Understanding Emissions from Extended Idling by Trucks
Research Idea Scope
The objectives of this research will be to better understand the contribution of extended idling (hoteling) by heavy-duty diesel trucks to state and local emissions inventories, and to assist local agencies in improving their estimates of emissions from truck hoteling. Research methods may include field data collection (e.g., truck stop surveys), analysis of telematics data purchased or otherwise acquired that includes information on engine status as well as vehicle location, and/or other methods. The goal is to better understand and quantify the activity patterns of long-haul trucks (locations and time spent hoteling) and the use of different operating modes (engine idle, auxiliary power unit, electrification) to provide power during hoteling periods. Consideration of how these factors vary by climate and season, infrastructure (e.g., availability of truck parking areas and electrical hook-ups), and truck population characteristics (traffic volume, vehicle ages, etc.) will be important.
Urgency and Payoff
Heavy duty diesel vehicles account for a substantial fraction of emissions in state and local mobile source inventories, especially particulate matter (PM) and oxides of nitrogen (NOx). According to the MOVES model, a significant (and increasing) fraction of heavy-duty vehicle emissions is estimated to come from extended idling (hoteling) by long-haul trucks.

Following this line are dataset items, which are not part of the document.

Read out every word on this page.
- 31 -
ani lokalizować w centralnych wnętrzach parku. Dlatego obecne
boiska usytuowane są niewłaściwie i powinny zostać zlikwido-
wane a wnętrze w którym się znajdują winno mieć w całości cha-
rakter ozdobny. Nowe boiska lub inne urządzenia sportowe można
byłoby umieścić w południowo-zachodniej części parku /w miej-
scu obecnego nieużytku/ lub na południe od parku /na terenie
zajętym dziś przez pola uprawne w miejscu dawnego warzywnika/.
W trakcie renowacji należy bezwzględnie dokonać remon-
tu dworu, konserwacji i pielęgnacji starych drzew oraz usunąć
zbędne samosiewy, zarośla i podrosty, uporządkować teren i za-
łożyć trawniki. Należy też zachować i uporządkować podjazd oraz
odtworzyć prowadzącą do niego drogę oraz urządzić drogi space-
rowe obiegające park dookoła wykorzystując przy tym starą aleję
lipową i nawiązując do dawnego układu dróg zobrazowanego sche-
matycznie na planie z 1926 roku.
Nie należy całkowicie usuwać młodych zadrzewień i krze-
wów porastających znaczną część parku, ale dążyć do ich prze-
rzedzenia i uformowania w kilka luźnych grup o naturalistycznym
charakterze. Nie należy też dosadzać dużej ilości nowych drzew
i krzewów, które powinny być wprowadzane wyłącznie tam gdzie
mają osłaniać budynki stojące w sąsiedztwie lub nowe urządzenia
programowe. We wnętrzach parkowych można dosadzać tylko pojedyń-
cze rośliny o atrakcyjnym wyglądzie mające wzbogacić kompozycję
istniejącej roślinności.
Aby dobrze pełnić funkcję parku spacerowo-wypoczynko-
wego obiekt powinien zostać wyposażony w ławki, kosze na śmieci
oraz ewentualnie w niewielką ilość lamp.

A sensitivity analysis conducted for NCHRP 08-101 (Enhanced Truck Data for Emissions Modeling) found that varying the hoteling inputs could have an “extremely high” effect on total truck emissions (over 50 percent). The research also found, by analyzing national data purchased from a telematics data provider, that the default hoteling values in the MOVES model (based on the Federal Motor Carrier Safety Administration hours-of-service rule) were potentially overestimating hoteling emissions by at least an order of magnitude. The national sample data obtained could not be used to examine localized hoteling activity, however. Some local studies on truck extended idling have been conducted, but mainly in Texas, including research in progress for the Texas Commission on Environmental Quality. Research is urgently needed to better understand the contribution of truck hoteling to emissions inventories in other parts of the country and to assist state and local agencies in refining their mobile source emissions inventories.